Fourteen humanitarian agencies (1 UN agency, 6 INGOs and 7 local NGOs) took part in this two day assessment: UNHCR, Norwegian Refugee Council (NRC) Save the Children (SCI), Mercy Corps, Danish Refugee Council (DRC), INTERSOS, CARE, HINNA, SOHDA, OSPAD, ZAMZAM,
SSWC, DBG and CPD. The sample frame covered evicted populations residing between K11-K20, and the sample taken included 346HH surveys, 6 key informant interviews and 39 focus groups. The assessment covered eviction-process related information as well as information on the current humanitarian protection situation of forcibly evicted IDPs. The following are key findings:

  • 35% reported having been exposed to violence that was used to enforce the evictions. Among them, 9% sustained injuries during the eviction process. Intimidation and threats were also used during the eviction, predominantly by those manning the bull dozers used in the process.
    Also, 37% of the respondents reported the destruction of their personal belongings during the eviction.

  • The forced eviction was enforced without adequate notice period. Only 39% of the respondents had received a notice with a period of 2 days.

  • Security of land tenure is an immediate protection need of the evicted IDPs in KM11-KM20 as most of the respondents reported to continue to be at risk of forced evictions due to the lack of land titles or rent agreements to occupy the land despite paying a fee of $3000 per community.

  • 51% of the households were female headed while 49% were male headed. The majority of female-headed HHs had more than three minors under their care, while being the bread winners at the same time. Their disrupted livelihoods increase the vulnerability of the femaleheaded HHs and their children.

  • The evicted households have humanitarian needs for water and sanitation, food, shelter and NFIs, health, nutrition, protection and education requiring a multi-cluster response.

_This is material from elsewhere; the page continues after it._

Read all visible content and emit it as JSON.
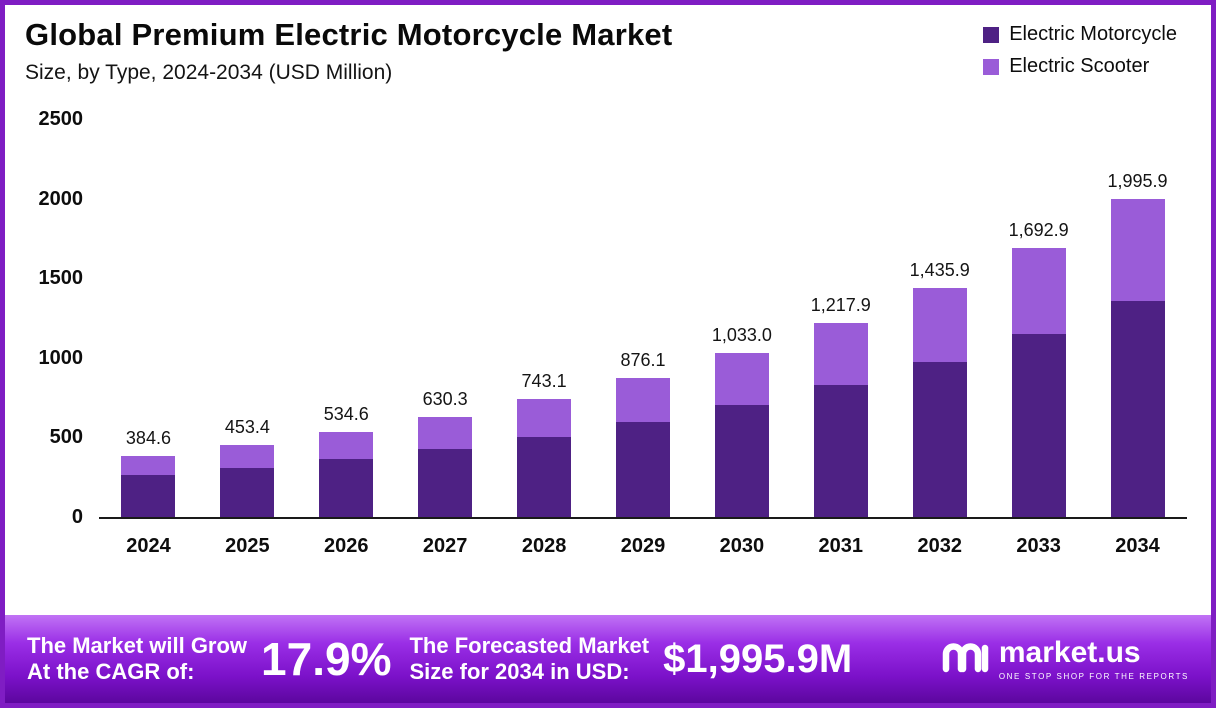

    • 56% of the beneficiaries lacked access to shelter
    • 80% lacked access to water and sanitation, notably access to safe water and latrines. Public defecation was observed during the assessment. Unable to access clean water in their current location, IDPs have to trek long distances to obtain water at a fee of 2 Somali shilling per 20 litre jerry can. Lack of WASH facilities exposes children to protection risks as they are used to obtain the water and places women at risk of sexual and gender based violence in the course of fetching water and the use of improvised sanitation facilities.
    • 71% lacked access to food due to the disruption and consecutive loss of livelihoods due to the forced evictions. Shops, kiosks, vending, small businesses and casual labour were disrupted resulting in increased food prices driven by the limited supply from the disrupted businesses.
    • Nutrition was a concern and 43% of the respondents mentioned that children previously receiving nutritional support at Maslah were unable to access similar services at the new locations due to the lack of a nutrition center at the location.
    • The forced eviction resulted in the loss of access to health facilities, which also impacts on referral mechanisms for protection concerns. 60% of the respondents indicated a lack of access to health services in their new location.
    • Education is not accessible in the new locations. Existing schools are located too far for students to access them.